Wachsende Ungeduld bei Bebenopfern in Haiti
15. Januar 2010Das Jahrhundertbeben im Karibik-Staat Haiti hat eine gigantische internationale Hilfsaktion ausgelöst: Doch während mit jeder Stunde die Chancen schwinden, noch Überlebende unter den Trümmern eingestürzter Häuser zu finden, dringen die Helfer aus aller Welt nur mühsam in das Katastrophengebiet vor.
Nadelöhr Flughafen
Als größtes Hindernis erwies sich der beschädigte Flughafen der Hauptstadt Port-au-Prince. "Dank der sofortigen Hilfe so vieler Staaten haben wir sehr viel Personal und Hilfsgüter. Aber wir müssen sie ja auch ins Land bringen. Die Flughäfen sind der Flaschenhals", klagte UN-Nothilfekoordinator John Holmes. Nach seinen Worten werden vor allem sauberes Wasser, Nahrungsmittel und Medizin benötigt.
Schreckliche Szenen
Die Helfer, die Port-au-Prince erreichten, stießen auf Chaos, Tod und Verwüstung. Zwischen Leichenbergen und Ruinen irrten tausende Menschen verletzt, hungernd und traumatisiert durch die Trümmerstadt. Erste Plünderungen wurden gemeldet. Luftbilder zeigten Landschaften wie nach einem Flächenbombardement.
Haitis Regierung geht davon aus, dass durch das Beben vom vergangenen Dienstag (12.01.2010) zwischen 50.000 und 100.000 Menschen ums Leben kamen. Soldaten der UN-Friedenstruppe in Haiti begannen damit, die Beisetzung von Erdbebenopfern in Massengräbern vorzubereiten. Vor der Leichenhalle des Zentralkrankenhauses von Port-au-Prince wurden Hunderte Tote zusammengetragen.

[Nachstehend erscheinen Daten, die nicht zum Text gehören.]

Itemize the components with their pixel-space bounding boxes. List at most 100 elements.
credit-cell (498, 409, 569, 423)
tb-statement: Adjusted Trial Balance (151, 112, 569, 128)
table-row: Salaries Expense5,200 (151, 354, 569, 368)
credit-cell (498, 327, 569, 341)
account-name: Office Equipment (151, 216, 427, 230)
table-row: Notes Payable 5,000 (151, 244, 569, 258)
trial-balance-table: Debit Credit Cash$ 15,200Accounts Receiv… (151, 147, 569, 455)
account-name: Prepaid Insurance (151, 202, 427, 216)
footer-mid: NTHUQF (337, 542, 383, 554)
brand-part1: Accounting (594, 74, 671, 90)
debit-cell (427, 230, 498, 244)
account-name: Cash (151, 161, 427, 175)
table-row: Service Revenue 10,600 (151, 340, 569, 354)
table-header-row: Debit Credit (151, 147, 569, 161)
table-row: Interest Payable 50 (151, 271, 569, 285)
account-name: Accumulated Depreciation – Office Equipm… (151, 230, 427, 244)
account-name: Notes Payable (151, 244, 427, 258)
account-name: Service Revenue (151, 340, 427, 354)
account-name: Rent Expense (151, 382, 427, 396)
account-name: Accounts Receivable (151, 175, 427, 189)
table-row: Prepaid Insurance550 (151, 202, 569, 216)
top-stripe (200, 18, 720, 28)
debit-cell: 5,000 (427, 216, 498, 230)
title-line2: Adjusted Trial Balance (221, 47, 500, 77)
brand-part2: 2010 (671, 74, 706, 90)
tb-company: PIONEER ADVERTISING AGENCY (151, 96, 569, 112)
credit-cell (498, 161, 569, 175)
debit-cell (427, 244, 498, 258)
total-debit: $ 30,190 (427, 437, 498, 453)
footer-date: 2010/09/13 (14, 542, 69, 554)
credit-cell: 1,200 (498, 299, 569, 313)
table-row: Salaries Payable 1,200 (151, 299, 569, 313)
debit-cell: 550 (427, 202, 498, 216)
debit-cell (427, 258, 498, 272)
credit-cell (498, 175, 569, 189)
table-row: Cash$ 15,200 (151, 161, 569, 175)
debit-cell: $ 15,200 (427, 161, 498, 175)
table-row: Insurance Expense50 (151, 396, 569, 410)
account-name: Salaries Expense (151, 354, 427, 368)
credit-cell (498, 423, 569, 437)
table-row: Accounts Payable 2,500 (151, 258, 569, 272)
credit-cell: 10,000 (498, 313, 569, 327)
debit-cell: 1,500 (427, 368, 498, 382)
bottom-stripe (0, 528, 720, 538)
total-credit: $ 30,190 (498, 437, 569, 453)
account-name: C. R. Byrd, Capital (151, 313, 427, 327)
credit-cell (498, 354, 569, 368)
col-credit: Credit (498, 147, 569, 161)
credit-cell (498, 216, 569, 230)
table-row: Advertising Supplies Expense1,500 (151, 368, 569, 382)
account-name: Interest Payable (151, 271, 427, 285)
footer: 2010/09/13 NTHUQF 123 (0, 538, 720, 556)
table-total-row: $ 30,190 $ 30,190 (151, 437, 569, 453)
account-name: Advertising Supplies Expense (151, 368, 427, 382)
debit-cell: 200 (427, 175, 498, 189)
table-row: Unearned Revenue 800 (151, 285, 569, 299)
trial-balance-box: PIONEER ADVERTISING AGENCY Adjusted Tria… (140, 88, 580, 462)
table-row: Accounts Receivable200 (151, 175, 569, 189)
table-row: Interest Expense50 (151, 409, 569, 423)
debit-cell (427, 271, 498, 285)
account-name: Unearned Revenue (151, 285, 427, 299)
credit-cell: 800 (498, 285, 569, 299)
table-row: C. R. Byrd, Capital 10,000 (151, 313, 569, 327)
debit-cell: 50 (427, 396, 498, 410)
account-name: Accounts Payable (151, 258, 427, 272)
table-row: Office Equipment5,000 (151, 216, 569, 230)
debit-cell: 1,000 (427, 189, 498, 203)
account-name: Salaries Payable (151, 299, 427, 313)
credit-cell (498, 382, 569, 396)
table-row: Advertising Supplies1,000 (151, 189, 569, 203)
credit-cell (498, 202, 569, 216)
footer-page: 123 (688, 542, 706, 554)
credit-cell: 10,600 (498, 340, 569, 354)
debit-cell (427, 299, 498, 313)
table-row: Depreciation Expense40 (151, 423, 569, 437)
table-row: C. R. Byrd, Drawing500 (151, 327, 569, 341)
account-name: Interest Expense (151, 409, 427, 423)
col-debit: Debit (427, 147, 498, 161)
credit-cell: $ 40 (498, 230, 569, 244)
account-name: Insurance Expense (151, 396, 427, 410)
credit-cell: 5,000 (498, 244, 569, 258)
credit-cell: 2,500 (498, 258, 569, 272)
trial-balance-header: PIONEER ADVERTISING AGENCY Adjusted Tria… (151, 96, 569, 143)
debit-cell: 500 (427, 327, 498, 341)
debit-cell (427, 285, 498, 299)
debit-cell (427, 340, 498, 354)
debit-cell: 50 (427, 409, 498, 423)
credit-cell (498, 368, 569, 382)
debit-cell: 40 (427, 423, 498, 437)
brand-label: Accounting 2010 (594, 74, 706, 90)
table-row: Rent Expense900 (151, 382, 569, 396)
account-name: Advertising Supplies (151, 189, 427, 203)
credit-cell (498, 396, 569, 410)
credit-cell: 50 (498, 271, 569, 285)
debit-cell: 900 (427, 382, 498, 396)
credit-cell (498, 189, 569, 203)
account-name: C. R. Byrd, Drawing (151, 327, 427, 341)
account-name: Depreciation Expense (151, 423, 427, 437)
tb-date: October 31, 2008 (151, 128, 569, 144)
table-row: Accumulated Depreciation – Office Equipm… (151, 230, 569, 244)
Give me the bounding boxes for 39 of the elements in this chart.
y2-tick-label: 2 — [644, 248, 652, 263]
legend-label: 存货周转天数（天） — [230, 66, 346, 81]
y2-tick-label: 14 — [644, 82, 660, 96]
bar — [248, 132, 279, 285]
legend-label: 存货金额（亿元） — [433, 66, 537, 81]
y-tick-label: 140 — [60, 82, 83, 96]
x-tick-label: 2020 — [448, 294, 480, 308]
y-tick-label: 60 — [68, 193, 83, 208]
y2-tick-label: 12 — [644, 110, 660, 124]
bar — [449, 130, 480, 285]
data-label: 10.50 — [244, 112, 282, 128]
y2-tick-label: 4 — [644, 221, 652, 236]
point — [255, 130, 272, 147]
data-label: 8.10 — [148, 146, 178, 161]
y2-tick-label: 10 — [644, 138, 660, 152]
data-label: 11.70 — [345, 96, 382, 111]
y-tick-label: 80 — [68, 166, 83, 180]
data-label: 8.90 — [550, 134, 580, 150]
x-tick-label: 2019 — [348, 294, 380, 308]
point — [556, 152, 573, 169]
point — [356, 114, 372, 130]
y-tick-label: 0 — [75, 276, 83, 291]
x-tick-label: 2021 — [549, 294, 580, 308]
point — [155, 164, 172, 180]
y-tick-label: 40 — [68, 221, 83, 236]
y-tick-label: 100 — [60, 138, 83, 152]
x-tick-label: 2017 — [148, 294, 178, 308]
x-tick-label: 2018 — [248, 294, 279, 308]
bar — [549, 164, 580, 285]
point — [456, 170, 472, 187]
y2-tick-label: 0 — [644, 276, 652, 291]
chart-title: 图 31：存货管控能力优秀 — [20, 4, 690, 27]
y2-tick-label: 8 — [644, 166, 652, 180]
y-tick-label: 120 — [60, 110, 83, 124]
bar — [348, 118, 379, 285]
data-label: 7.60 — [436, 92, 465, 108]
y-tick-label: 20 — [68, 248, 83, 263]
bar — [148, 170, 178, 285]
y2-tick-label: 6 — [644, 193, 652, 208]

Die UN-Soldaten sehen sich inzwischen mit wachsender Ungeduld von Überlebenden konfrontiert, die über den langsamen Verlauf der Hilfsmaßnahmen aufgebracht sind. "Sie werden langsam wütender und ungeduldiger", sagte ein Sprecher der UN-Friedensmission. "Sie wollen, dass wir ihnen Hilfe bringen, was wir natürlich auch wollen." Aber stattdessen sähen sie nur, wie die UN-Fahrzeuge durch die Straßen patrouillierten, um die Sicherheit aufrechtzuerhalten. Augenzeugen berichteten, einige Haitianer hätten aus Wut Straßensperren aus Leichen errichtet.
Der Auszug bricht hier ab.